Nucleoside reverse-transcriptase inhibitors (NRTIs), dolutegravir (DTG), raltegravir (RAL), lopinavir/ ritonavir (LPV/r), non-nucleoside reverse-transcriptase inhibitor (NNRTI), atazanavir/ritonavir (ATV/r), Darunavir/ritonavir (DRV/r).


  • ATV/r can be used as an alternative to LPV/r among children older than three months, but the limited availability of suitable formulations for children younger than six years, the lack of a fixed-dose formulation and the need for separate administration of a ritonavir booster should be considered when choosing this regimen.
  • This applies to children for whom approved DTG dosing is available.
  • RAL should remain the preferred second-line regimen for the children for whom approved DTG dosing is not available. and may be recommended as a preferred first-line regimen for neonates (conditional recommendation)
  • ATV/r or LPV/r should remain the preferred second-line treatment for the children for whom approved DTG dosing is not available.
  • Children younger than three years should not use DRV/r.

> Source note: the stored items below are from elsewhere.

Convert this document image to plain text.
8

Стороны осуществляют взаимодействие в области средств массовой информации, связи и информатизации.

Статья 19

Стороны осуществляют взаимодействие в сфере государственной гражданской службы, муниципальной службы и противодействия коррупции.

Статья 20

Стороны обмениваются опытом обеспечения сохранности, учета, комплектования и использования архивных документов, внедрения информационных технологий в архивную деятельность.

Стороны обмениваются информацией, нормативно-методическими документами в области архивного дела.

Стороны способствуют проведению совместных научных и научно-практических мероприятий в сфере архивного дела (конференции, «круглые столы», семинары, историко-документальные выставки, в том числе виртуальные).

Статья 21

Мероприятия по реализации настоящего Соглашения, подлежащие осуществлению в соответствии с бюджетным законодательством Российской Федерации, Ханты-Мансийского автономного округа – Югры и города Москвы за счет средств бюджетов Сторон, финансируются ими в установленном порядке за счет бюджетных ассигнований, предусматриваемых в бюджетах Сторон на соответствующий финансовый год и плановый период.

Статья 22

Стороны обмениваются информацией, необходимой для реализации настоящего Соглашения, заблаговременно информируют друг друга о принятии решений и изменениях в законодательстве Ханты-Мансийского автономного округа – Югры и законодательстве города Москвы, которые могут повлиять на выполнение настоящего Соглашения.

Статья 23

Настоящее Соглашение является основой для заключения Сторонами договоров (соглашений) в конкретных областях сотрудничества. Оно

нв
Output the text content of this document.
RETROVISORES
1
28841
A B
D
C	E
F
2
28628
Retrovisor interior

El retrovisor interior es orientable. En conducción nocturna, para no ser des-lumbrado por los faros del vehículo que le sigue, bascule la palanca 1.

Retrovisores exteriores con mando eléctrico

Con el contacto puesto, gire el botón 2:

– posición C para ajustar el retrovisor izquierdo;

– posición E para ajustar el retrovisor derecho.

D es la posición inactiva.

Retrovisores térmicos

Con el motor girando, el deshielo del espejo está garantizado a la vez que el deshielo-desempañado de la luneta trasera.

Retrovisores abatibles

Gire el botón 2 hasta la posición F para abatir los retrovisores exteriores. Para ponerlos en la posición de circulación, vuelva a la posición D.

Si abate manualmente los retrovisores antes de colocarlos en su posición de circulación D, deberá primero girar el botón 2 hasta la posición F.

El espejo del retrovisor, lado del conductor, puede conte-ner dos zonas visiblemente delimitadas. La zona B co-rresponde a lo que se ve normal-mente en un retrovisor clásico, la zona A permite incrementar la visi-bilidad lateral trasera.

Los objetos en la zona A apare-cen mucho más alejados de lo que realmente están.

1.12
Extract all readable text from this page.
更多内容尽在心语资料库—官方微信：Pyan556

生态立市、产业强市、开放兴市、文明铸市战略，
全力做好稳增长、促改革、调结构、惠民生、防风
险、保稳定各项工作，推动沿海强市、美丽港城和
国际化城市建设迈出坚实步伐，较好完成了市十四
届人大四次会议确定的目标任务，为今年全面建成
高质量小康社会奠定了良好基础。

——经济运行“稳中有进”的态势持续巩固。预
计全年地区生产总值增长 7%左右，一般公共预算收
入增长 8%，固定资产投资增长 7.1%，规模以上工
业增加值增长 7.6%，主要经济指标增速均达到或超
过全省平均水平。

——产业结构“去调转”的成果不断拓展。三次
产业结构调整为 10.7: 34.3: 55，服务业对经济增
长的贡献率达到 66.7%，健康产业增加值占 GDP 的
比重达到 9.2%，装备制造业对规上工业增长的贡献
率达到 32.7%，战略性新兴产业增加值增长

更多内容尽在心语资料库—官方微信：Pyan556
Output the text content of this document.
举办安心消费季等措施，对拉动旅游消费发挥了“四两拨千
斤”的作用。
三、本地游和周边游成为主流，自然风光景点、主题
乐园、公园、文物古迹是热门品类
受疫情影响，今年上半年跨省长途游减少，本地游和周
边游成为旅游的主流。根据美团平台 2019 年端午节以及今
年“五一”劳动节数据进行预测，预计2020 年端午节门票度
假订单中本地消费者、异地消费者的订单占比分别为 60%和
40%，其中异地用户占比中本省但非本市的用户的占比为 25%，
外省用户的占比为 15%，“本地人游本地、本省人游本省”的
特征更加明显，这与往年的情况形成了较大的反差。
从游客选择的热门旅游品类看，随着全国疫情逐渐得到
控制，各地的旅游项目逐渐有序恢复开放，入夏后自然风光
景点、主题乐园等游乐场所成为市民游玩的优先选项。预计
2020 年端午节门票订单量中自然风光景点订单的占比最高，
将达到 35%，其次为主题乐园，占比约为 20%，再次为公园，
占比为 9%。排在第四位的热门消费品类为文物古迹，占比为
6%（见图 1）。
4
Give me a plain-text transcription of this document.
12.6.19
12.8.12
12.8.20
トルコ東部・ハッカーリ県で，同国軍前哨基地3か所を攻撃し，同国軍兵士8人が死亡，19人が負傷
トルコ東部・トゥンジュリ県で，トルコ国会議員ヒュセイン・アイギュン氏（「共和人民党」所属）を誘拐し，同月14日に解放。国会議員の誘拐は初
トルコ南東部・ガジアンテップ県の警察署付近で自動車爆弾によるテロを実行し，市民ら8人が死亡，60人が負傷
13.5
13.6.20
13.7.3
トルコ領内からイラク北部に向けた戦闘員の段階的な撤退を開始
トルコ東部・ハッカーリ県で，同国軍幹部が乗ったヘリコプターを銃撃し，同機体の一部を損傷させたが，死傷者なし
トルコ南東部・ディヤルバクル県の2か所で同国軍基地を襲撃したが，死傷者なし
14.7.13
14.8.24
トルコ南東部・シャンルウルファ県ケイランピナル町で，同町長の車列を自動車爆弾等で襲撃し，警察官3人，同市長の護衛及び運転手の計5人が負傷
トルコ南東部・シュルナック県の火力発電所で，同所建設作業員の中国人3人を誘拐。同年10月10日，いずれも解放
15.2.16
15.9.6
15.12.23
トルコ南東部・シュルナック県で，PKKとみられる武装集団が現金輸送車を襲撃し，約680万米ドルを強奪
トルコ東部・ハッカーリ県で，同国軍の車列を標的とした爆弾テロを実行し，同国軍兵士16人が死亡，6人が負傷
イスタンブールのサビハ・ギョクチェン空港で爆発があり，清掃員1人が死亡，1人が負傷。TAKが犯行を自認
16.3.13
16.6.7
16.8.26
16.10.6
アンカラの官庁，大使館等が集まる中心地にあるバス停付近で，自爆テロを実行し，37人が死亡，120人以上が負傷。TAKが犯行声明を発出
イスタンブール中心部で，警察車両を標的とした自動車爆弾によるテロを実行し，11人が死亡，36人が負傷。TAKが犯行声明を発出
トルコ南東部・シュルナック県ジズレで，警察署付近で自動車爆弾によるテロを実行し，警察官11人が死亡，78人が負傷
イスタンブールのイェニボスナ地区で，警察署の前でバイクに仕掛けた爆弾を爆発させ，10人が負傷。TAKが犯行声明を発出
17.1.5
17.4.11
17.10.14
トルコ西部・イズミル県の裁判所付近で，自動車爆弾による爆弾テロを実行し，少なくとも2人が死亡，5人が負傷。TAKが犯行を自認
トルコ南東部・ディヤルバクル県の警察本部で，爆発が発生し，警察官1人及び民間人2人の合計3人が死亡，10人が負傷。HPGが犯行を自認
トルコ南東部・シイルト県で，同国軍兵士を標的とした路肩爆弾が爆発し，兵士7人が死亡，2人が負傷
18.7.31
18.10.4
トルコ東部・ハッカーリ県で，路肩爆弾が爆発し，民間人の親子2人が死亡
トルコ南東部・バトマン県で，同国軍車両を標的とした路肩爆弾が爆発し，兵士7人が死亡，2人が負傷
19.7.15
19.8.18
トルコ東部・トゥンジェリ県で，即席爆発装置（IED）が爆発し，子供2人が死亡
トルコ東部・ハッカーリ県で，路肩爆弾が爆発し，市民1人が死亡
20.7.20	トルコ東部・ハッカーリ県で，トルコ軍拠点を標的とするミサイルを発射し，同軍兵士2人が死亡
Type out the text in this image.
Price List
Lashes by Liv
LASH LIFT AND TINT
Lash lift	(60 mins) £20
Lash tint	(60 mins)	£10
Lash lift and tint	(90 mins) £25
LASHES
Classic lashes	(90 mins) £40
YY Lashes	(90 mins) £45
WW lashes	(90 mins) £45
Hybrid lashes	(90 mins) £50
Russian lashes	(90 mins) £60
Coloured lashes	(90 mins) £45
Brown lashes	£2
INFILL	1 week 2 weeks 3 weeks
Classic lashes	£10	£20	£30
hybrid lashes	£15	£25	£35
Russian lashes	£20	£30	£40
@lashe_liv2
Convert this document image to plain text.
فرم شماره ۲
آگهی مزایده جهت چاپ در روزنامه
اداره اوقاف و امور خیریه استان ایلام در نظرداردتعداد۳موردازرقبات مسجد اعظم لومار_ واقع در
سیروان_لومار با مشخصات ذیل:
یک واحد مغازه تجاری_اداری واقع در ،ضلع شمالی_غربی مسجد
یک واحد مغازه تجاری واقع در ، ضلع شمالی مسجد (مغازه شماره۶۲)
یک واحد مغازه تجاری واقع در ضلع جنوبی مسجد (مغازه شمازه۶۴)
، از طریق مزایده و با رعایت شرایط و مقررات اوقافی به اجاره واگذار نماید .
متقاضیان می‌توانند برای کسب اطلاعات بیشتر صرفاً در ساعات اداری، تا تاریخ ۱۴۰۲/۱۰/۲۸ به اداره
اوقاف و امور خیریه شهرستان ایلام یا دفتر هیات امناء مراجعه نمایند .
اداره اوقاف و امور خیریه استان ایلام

Paediatric HIV remains a neglected disease, and the small market for paediatric HIV medicines means they have never been a priority for either multi-national pharmaceutical corporations or generic manufacturers. Delays have plagued both the development and introduction of newer paediatric drug formulations, and scale-up of existing formulations. For example:

  • DTG approved for children older than six years is still not available for children because pharmaceutical corporation ViiV Healthcare is yet to finalize necessary studies and register a dispersible tablet formulation for younger children.
  • RAL has now been approved for use from birth, providing additional options for neonates and children living with HIV. A paediatric granule formulation of RAL, already exists, but pharmaceutical corporation Merck has been slow to register it in developing countries.
  • The LPV/r paediatric formulation currently supplied by generics manufacturers Mylan and Cipla, has also been plagued with problems of its slow supply and higher price compared to the harsh-tasting lopinavir/ritonavir syrup, which supposed to be replaced by their products.

Note –These are new WHO interim guideline / recommendations regarding preferred first-line regimens for children initiating ART, which now include DTG and RAL. WHO also recommends active toxicity surveillance of emerging toxicity issues of DTG and other new ARV drugs.




The content of this article is intended to provide a general guide to the subject matter. Specialist advice should be sought about your specific circumstances.